In a study published this month in Current Directions in Psychological Science, which was presented at the conference, Mr. Karpicke asked 120 college students to read science texts and use one of four study strategies to prepare for a test in a week: reading the text once, reading it repeatedly, drawing a map of the relationships between concepts, or actively trying to remember the information via quizzes.

Rereading Favored

The most common way the students reported studying was to reread material; 84 percent regularly used that method, and 55 percent considered it the most important study strategy. Only 11 percent of the students said they regularly quizzed themselves on content, and 1 percent considered that their primary study strategy.

Before the test, students predicted how well they would do, based on their study strategies. Mr. Karpicke and his colleagues found that the more times students read the material, the more they thought they'd remember in the long term, estimating they would get 80 percent or more correct answers on a test given a week later.

"This finding [on students' predictions] happens all the time in research, and I think it's because when you repeatedly read material, it becomes very familiar," thus making students feel more confident that they will remember it, Mr. Karpicke said. "In the long term, it's the exact opposite."Students had the least confidence in retrieval practice, or quizzing, which actually proved to be the most successful study practice. During testing, students who used quizzes to study correctly answered about 65 percent of the questions taken directly from the text and 70 percent of those that required students to infer information by making connections across concepts. That was more than 10 percent better on direct questions and nearly 10 percent better on inference questions than students who read once or repeatedly or who drew concept maps.

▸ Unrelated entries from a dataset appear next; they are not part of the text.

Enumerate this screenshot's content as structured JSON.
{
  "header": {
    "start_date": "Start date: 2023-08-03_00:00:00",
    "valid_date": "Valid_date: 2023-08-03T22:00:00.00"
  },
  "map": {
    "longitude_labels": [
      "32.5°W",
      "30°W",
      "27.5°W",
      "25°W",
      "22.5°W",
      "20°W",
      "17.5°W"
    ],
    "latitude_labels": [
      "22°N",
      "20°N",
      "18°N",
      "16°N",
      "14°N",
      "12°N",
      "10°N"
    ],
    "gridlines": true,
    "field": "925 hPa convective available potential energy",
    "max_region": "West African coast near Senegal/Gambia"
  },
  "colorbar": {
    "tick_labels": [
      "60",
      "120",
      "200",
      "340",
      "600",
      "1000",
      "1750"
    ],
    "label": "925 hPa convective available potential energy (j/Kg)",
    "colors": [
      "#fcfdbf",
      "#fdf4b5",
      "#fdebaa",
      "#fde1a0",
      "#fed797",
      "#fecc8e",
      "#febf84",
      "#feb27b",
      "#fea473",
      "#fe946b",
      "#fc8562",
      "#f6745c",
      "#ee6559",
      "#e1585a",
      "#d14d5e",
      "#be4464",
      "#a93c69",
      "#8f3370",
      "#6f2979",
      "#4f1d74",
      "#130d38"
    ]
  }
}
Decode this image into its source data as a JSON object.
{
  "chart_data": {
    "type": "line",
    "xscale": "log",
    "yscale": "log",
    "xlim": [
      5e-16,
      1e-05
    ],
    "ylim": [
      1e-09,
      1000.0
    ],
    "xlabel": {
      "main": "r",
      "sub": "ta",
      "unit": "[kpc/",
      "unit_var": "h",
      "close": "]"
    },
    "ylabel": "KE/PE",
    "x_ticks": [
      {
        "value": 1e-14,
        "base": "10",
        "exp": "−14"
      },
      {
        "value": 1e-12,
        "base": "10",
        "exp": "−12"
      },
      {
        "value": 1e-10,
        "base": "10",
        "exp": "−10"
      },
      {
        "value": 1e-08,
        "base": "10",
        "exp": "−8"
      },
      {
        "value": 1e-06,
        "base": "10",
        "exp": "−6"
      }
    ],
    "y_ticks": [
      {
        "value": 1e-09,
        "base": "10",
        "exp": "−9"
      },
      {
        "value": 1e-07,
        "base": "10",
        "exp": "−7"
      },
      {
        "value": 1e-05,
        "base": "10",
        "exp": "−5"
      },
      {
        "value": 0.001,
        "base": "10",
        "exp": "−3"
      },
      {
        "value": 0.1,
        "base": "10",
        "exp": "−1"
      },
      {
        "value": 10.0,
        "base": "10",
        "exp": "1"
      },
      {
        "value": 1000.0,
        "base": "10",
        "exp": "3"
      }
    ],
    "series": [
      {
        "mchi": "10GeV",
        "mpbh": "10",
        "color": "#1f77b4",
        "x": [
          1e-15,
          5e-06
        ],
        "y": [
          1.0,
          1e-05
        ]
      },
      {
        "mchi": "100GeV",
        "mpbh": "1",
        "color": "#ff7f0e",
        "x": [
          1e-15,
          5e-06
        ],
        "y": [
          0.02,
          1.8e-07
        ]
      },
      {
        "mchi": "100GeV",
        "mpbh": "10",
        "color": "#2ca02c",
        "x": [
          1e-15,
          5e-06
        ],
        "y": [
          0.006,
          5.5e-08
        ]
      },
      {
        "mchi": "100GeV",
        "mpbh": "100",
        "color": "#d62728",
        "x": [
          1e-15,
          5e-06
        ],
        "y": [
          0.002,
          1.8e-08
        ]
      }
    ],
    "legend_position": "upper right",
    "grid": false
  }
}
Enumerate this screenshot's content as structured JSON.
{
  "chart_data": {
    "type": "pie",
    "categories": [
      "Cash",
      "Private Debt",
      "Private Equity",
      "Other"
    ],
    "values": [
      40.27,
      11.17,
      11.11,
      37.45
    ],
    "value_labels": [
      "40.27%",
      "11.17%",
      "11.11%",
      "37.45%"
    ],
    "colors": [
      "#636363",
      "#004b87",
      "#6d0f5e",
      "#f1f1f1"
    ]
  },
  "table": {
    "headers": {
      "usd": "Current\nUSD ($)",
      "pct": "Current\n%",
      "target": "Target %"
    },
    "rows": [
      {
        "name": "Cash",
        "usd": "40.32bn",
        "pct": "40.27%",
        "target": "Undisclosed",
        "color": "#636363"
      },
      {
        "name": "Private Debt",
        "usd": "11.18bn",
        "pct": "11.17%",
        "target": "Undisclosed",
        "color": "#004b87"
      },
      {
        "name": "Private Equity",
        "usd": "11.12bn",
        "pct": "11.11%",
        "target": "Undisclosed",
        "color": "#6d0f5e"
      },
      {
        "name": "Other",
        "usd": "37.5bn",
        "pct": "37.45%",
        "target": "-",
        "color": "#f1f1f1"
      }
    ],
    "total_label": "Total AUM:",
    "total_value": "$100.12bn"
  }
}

Beth M. Schwartz, a psychology professor and an assistant dean at Randolph College in Lynchburg, Va., found that even when students are told that quizzing can improve memory, they prefer to outline or reread key words from the material—techniques found to actually decrease long-term retention.

Part of the problem is that students tend to study only for the next test, not to understand the material, Mr. Roediger said.

"If you haven't prepared for a test but you just read over the material a few times five minutes before the test, you'll probably do OK," he said. "You won't remember anything a week later, but you'll probably do OK."